Prediction and The Hat Matrix

The vector of fitted values is given by \(\hat{\boldsymbol{\mu}} = X \hat{\boldsymbol{\beta}} = X (X^TX)^{-1} X^T \boldsymbol{y}\) and the vector of residuals by \(\boldsymbol{e} = \boldsymbol{y} - \hat{\boldsymbol{\mu}}\).

The equation for the fitted values just given, can be re-written \(\hat{\boldsymbol{\mu}} = H \boldsymbol{y} = \hat{\boldsymbol{y}}\) where H = X (XTX)-1XT is often called the hat matrix because it “puts hats on things”!

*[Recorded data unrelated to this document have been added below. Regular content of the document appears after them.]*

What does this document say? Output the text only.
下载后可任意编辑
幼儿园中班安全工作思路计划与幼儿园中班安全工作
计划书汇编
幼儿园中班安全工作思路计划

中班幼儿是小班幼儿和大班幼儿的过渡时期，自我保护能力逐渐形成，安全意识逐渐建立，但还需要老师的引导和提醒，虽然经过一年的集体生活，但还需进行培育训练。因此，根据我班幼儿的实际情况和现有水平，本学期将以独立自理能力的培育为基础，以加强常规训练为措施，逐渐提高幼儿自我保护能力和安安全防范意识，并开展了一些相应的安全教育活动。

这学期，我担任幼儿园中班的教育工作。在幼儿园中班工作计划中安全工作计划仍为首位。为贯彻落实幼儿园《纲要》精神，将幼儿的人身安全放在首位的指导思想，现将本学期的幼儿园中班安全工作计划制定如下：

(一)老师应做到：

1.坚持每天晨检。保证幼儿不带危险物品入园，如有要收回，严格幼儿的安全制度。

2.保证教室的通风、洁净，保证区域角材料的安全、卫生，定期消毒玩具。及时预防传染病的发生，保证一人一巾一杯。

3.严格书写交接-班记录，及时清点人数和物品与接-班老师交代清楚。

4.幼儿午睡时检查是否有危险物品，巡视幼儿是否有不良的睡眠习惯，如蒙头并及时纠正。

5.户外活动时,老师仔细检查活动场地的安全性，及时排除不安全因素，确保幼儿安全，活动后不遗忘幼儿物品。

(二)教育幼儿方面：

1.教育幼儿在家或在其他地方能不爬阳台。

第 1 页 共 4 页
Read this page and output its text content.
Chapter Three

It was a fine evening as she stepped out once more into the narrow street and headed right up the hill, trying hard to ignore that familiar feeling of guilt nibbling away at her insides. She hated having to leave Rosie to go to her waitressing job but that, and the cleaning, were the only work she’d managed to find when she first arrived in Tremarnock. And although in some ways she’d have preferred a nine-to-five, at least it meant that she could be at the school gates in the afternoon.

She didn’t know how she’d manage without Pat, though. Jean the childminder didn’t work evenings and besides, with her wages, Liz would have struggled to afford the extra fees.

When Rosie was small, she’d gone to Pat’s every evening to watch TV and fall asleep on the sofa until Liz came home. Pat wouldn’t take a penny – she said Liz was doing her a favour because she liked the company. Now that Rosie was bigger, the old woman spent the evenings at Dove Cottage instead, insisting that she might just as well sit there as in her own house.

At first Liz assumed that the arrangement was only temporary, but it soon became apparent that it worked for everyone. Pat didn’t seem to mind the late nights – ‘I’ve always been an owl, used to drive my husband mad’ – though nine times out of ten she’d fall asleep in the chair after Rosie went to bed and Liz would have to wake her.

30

We have the equality \(\hat{\boldsymbol{y}} = \hat{\boldsymbol{\mu}}\) because we use the same values for prediction and mean estimation.

Covariance Matrices

The Covariance Matrix for \(\hat{\boldsymbol{\beta}}\)

The covariance matrix of \(\hat{\boldsymbol{\beta}}\) is

\[\begin{aligned} \mbox{Var}(\hat{\boldsymbol{\beta}}) = \mbox{Var}[ (X^TX)^{-1} X^T \boldsymbol{y} ] &=& (X^TX)^{-1} X^T \mbox{Var}(\boldsymbol{y}) [(X^TX)^{-1} X^T]^T\\ &=& (X^TX)^{-1} X^T \sigma^2 I [(X^TX)^{-1} X^T]^T\\ &=& \sigma^2 (X^TX)^{-1} X^TX (X^T X)^{-1}\\ &=& \sigma^2 (X^TX)^{-1}\end{aligned}\]

We can use \(\mbox{Var}(\boldsymbol{y}) = \sigma^2 I\) since the responses are independent and hence uncorrelated.